Lifelong learning

Academic ceremonial celebrates the cliquishness of education, even when its rituals are rehearsed by the most inclusive and dispersed of universities. Gowned Seniors process to dignified music, accompanied by a glistening mace and inspiring orations, and the long stream of successful students shake an official hand to mark their admission to the ranks of the learned.

This week I had the pleasure of witnessing my wife’s graduation in the Open University – a remarkable institution which has brought first-class education to hundreds of thousands of ordinary people, apprentices to pensioners, mums squeezing hours of study into the frenetic routines of child care, and others.

As a young full-time undergraduate student, it is actually quite hard not to graduate. But when someone has struggled late at night and most weekends over ten years or more to gradually accrue points from various courses, attending summer schools in what should have been their holiday, and worse, every successful Open University student earns their degree by dogged determination and endurance.

The Open University (founded 1969) is perhaps the most established implementation of the more recent idea of “lifelong learning”. This theme is equally vigorous in iTunes U, one of Apple’s least sung but most atruistic achievements. It has also blossomed into MOOCs – Massive Open Online Courses – which are often free or very low cost and open to anyone with web access. Some experts have argued that MOOCs have achieved little and are already in decline, which would be a crying shame.

For many, particularly those working in the public sector, and in many large organisations, the qualification ultimately proves more important than the skills developed.

In far too many workplaces, a questioning mind is seen as a dangerous thing. The prescriptive manager has neither time nor truck for questions which might expose their lack of understanding or ignorance. The threatened workgroup is insecure if one of its members dares asks whether they are doing things the best way. Thought is a dangerous alternative to silent compliance.

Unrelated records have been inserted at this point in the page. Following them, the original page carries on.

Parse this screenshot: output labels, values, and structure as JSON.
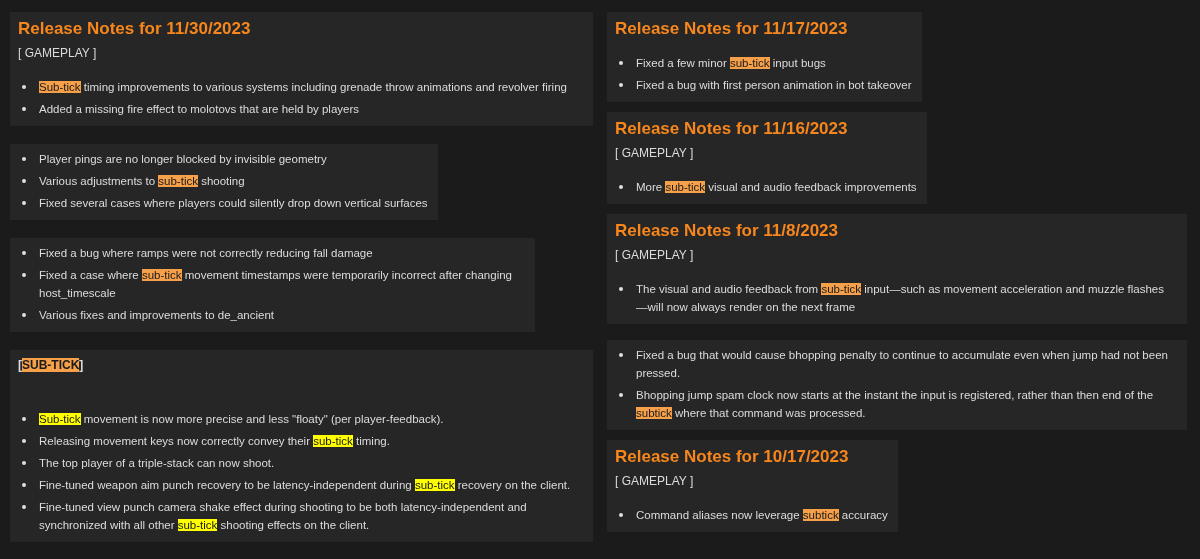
{
  "columns": [
    {
      "cards": [
        {
          "title": "Release Notes for 11/30/2023",
          "label": {
            "bold": false,
            "segments": [
              {
                "text": "[ GAMEPLAY ]"
              }
            ]
          },
          "items": [
            [
              {
                "text": "Sub-tick",
                "color": "#f7a04a"
              },
              {
                "text": " timing improvements to various systems including grenade throw animations and revolver firing"
              }
            ],
            [
              {
                "text": "Added a missing fire effect to molotovs that are held by players"
              }
            ]
          ]
        },
        {
          "items": [
            [
              {
                "text": "Player pings are no longer blocked by invisible geometry"
              }
            ],
            [
              {
                "text": "Various adjustments to "
              },
              {
                "text": "sub-tick",
                "color": "#f7a04a"
              },
              {
                "text": " shooting"
              }
            ],
            [
              {
                "text": "Fixed several cases where players could silently drop down vertical surfaces"
              }
            ]
          ]
        },
        {
          "items": [
            [
              {
                "text": "Fixed a bug where ramps were not correctly reducing fall damage"
              }
            ],
            [
              {
                "text": "Fixed a case where "
              },
              {
                "text": "sub-tick",
                "color": "#f7a04a"
              },
              {
                "text": " movement timestamps were temporarily incorrect after changing host_timescale"
              }
            ],
            [
              {
                "text": "Various fixes and improvements to de_ancient"
              }
            ]
          ]
        },
        {
          "label": {
            "bold": true,
            "segments": [
              {
                "text": "["
              },
              {
                "text": "SUB-TICK",
                "color": "#f7a04a"
              },
              {
                "text": "]"
              }
            ]
          },
          "items": [
            [
              {
                "text": "Sub-tick",
                "color": "#ffff00"
              },
              {
                "text": " movement is now more precise and less \"floaty\" (per player-feedback)."
              }
            ],
            [
              {
                "text": "Releasing movement keys now correctly convey their "
              },
              {
                "text": "sub-tick",
                "color": "#ffff00"
              },
              {
                "text": " timing."
              }
            ],
            [
              {
                "text": "The top player of a triple-stack can now shoot."
              }
            ],
            [
              {
                "text": "Fine-tuned weapon aim punch recovery to be latency-independent during "
              },
              {
                "text": "sub-tick",
                "color": "#ffff00"
              },
              {
                "text": " recovery on the client."
              }
            ],
            [
              {
                "text": "Fine-tuned view punch camera shake effect during shooting to be both latency-independent and synchronized with all other "
              },
              {
                "text": "sub-tick",
                "color": "#ffff00"
              },
              {
                "text": " shooting effects on the client."
              }
            ]
          ]
        }
      ]
    },
    {
      "cards": [
        {
          "title": "Release Notes for 11/17/2023",
          "items": [
            [
              {
                "text": "Fixed a few minor "
              },
              {
                "text": "sub-tick",
                "color": "#f7a04a"
              },
              {
                "text": " input bugs"
              }
            ],
            [
              {
                "text": "Fixed a bug with first person animation in bot takeover"
              }
            ]
          ]
        },
        {
          "title": "Release Notes for 11/16/2023",
          "label": {
            "bold": false,
            "segments": [
              {
                "text": "[ GAMEPLAY ]"
              }
            ]
          },
          "items": [
            [
              {
                "text": "More "
              },
              {
                "text": "sub-tick",
                "color": "#f7a04a"
              },
              {
                "text": " visual and audio feedback improvements"
              }
            ]
          ]
        },
        {
          "title": "Release Notes for 11/8/2023",
          "label": {
            "bold": false,
            "segments": [
              {
                "text": "[ GAMEPLAY ]"
              }
            ]
          },
          "items": [
            [
              {
                "text": "The visual and audio feedback from "
              },
              {
                "text": "sub-tick",
                "color": "#f7a04a"
              },
              {
                "text": " input—such as movement acceleration and muzzle flashes —will now always render on the next frame"
              }
            ]
          ]
        },
        {
          "items": [
            [
              {
                "text": "Fixed a bug that would cause bhopping penalty to continue to accumulate even when jump had not been pressed."
              }
            ],
            [
              {
                "text": "Bhopping jump spam clock now starts at the instant the input is registered, rather than then end of the "
              },
              {
                "text": "subtick",
                "color": "#f7a04a"
              },
              {
                "text": " where that command was processed."
              }
            ]
          ]
        },
        {
          "title": "Release Notes for 10/17/2023",
          "label": {
            "bold": false,
            "segments": [
              {
                "text": "[ GAMEPLAY ]"
              }
            ]
          },
          "items": [
            [
              {
                "text": "Command aliases now leverage "
              },
              {
                "text": "subtick",
                "color": "#f7a04a"
              },
              {
                "text": " accuracy"
              }
            ]
          ]
        }
      ]
    }
  ]
}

One classic illustration of this quandary is the current vogue for trying to prevent osteoporosis with calcium, Vitamin D, and biphosphonate. Two and a half years ago, my (same!) wife fell and suffered a fracture in her shoulder. She was referred for a routine bone density scan, which led to her being prescribed five years of supplements, although she did not have osteoporosis. Experts in the field are unable to tell whether such treatment does prevent the development of osteoporosis, or has any measurable benefit at all, as there is a dearth of suitable clinical trials: example US advice is here and here.

Those who are most able to conduct such trials – the bone scanning centres who currently initiate this treatment – are understandably reluctant to embark on them, given that a less-than-positive outcome would result in their closure. So the UK NHS continues to put large numbers of patients onto a costly treatment which may serve little or no purpose, even for the smaller numbers who complete the entire course.

I wonder how many of those who will graduate this summer will find that their workplace expects silent submission, and stifles the real benefits of lifelong learning.